The Palestinians can say that Benny Begin is quoting public speeches in which
their leaders seemingly ratify the "stages" doctrine, as they try to
prove to their followers that principles were not betrayed, that these are only
partial steps on the way to the final goal. Ben-Gurion, on the other hand, wrote
the same thing in a letter to his son, describing a doctrine of stages that
clearly reflects his truth!
For years, Israeli consensus opposed negotiations with the PLO. A similar
consensus existed in Palestinian society against any negotiations with Israel
since that would mean recognition of a state that seemingly does not have the
right to exist. The Oslo agreement was a historic recognition between two
national movements that understood that only compromise between them could lead
to a suitable settlement. Neither movement gave up its dreams and what it
believed to be its rights. The opponents of the agreement on both sides
perceived every expression of nonconcession as the true policy of the other.
A coalition of pragmatists - yes, pragmatists, not moderates - which regarded
the agreement as fulfillment of national interests, encountered a violent
opposition. On each side, there were those who saw the opponents to the
agreement on the other side as the "bad cops," sharing the work with
the "good cops," but with no real difference between the two cops.
But no, Benny. Baruch Goldstein, the doctor in the Israel Defense Forces
uniform, who opened the Pandora's box of Palestinian suicide terrorists, was no
partner of Shimon Peres, and Yigal Amir was no partner of Yitzhak Rabin; Sheikh
Yassin is no partner to Abu Mazen, and Dr. Rantisi is not a partner of Prof.
Sari Nusseibeh. In both camps, there are some like this and some like that.
Israel's stature and economy were changed by the hopeful years of Oslo. It was
not a dream or virtual reality.

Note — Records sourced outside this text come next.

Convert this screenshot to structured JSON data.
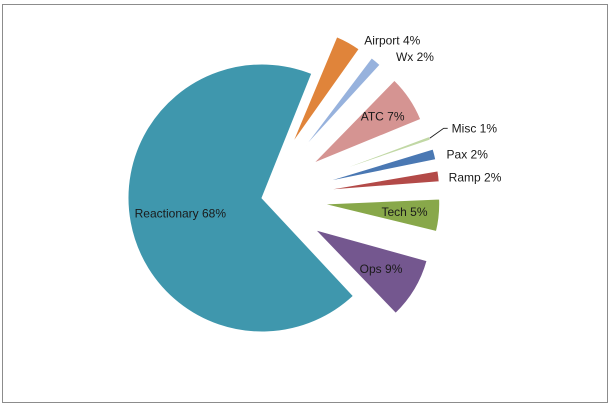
{
  "chart_data": {
    "type": "pie",
    "title": "",
    "slices": [
      {
        "label": "Reactionary 68%",
        "name": "Reactionary",
        "value": 68,
        "color": "#3f97ad"
      },
      {
        "label": "Airport 4%",
        "name": "Airport",
        "value": 4,
        "color": "#e0843a"
      },
      {
        "label": "Wx 2%",
        "name": "Wx",
        "value": 2,
        "color": "#97b2dd"
      },
      {
        "label": "ATC 7%",
        "name": "ATC",
        "value": 7,
        "color": "#d59492"
      },
      {
        "label": "Misc 1%",
        "name": "Misc",
        "value": 1,
        "color": "#c1d8a5"
      },
      {
        "label": "Pax 2%",
        "name": "Pax",
        "value": 2,
        "color": "#4a78b3"
      },
      {
        "label": "Ramp 2%",
        "name": "Ramp",
        "value": 2,
        "color": "#b34a48"
      },
      {
        "label": "Tech 5%",
        "name": "Tech",
        "value": 5,
        "color": "#88a84a"
      },
      {
        "label": "Ops 9%",
        "name": "Ops",
        "value": 9,
        "color": "#74578f"
      }
    ],
    "exploded_all_except_first": true,
    "legend": "none",
    "grid": false
  }
}
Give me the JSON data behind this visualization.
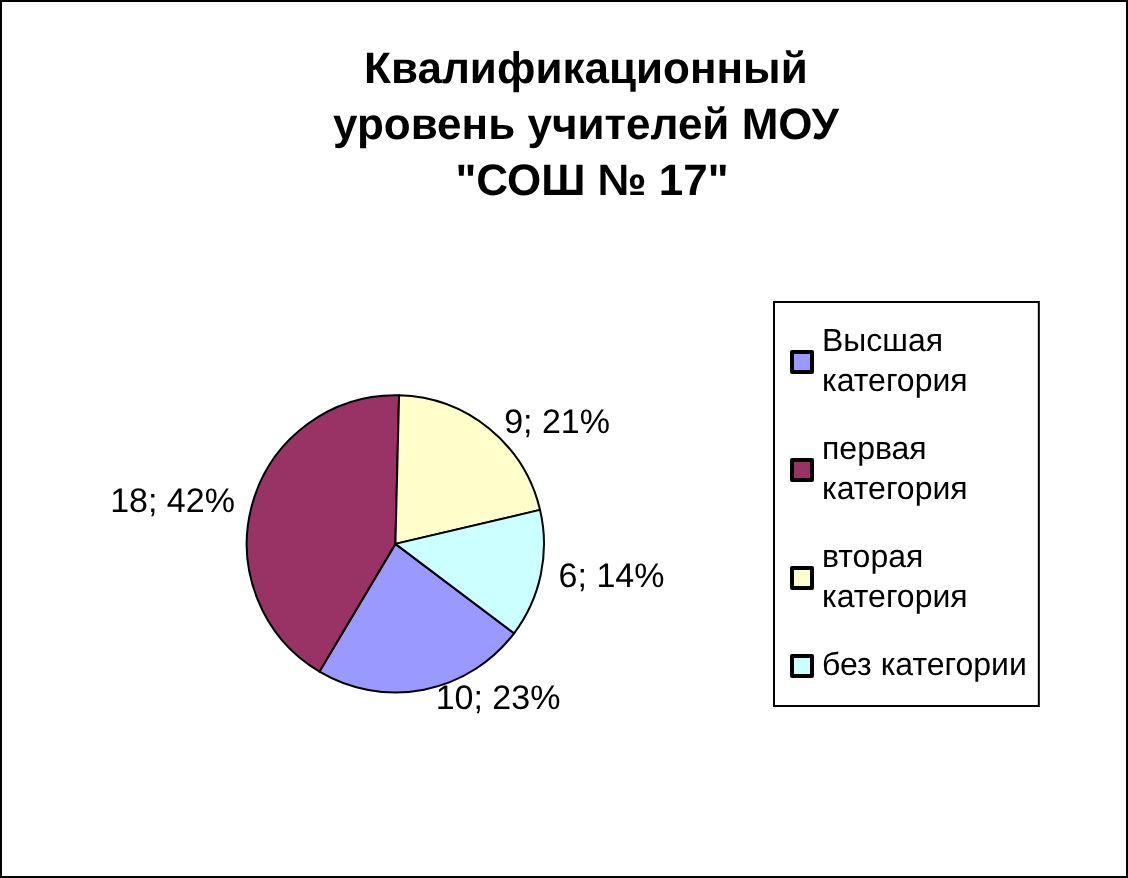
{
  "chart_data": {
    "type": "pie",
    "title": "Квалификационный уровень учителей МОУ \"СОШ № 17\"",
    "categories": [
      "Высшая категория",
      "первая категория",
      "вторая категория",
      "без категории"
    ],
    "values": [
      10,
      18,
      9,
      6
    ],
    "colors": [
      "#9999ff",
      "#993366",
      "#ffffcc",
      "#ccffff"
    ],
    "value_labels": [
      "10; 23%",
      "18; 42%",
      "9; 21%",
      "6; 14%"
    ],
    "legend": "right"
  }
}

Those years of a cooperation between the two
pragmatic camps enabled tremendous security cooperation. The years of relative
quiet, from the middle of 1996, with tens of thousands of Israelis in the
Jericho casino every night and bargain-hunting in Bidiyeh, without security men
or special arrangements, were the same years in which Israel won preferred
economic status in the EU, and full membership in the UN when it was accepted
into the West European and Others framework.
The terrible crisis of the intifada was not the result of any theory of stages.
If that was really the doctrine guiding Arafat, he would have grabbed the state
offered him at Camp David and used it to launch his campaign to drive the
Israelis into the sea. The intifada was the result of a mutual lack of trust and
mutual violations - some innocent, others deliberate - of the Oslo agreement.
There is a dynamic of peace and a dynamic of war. In the dynamic of peace,
mutual trust is built and cooperation is created. In a dynamic of war, there is
a tendency to national unity against the common enemy and a tendency for
vengeance and inhumane brutality toward the other. That is the dynamic in which
the fears on both sides come true. On our side, people look at the dialogue
between Hamas and Fatah and say "we told you so, the Palestinians remain
the same," and despite all the differences, every Sunday they see Shimon
Peres and Effi Eitam in the cabinet and say, "We told you so, all the
Israelis are the same."
So I say to Benny Begin, not all the Palestinians are the same, and not all of
us are the same. When we return to sanity, we will sit down with the pragmatic
Palestinian camp and reach agreements on a final settlement, in the spirit of
Oslo and on the basis of the Clinton framework, because just as it was in 1937,
1947 and 1993, that is the only way to achieve our national aspirations and to
save the two peoples from the chasm they are approaching.
Benny Begin and his colleagues have never offered an alternative solution. That
weighty responsibility now rests on the shoulders of the Israeli peace camp.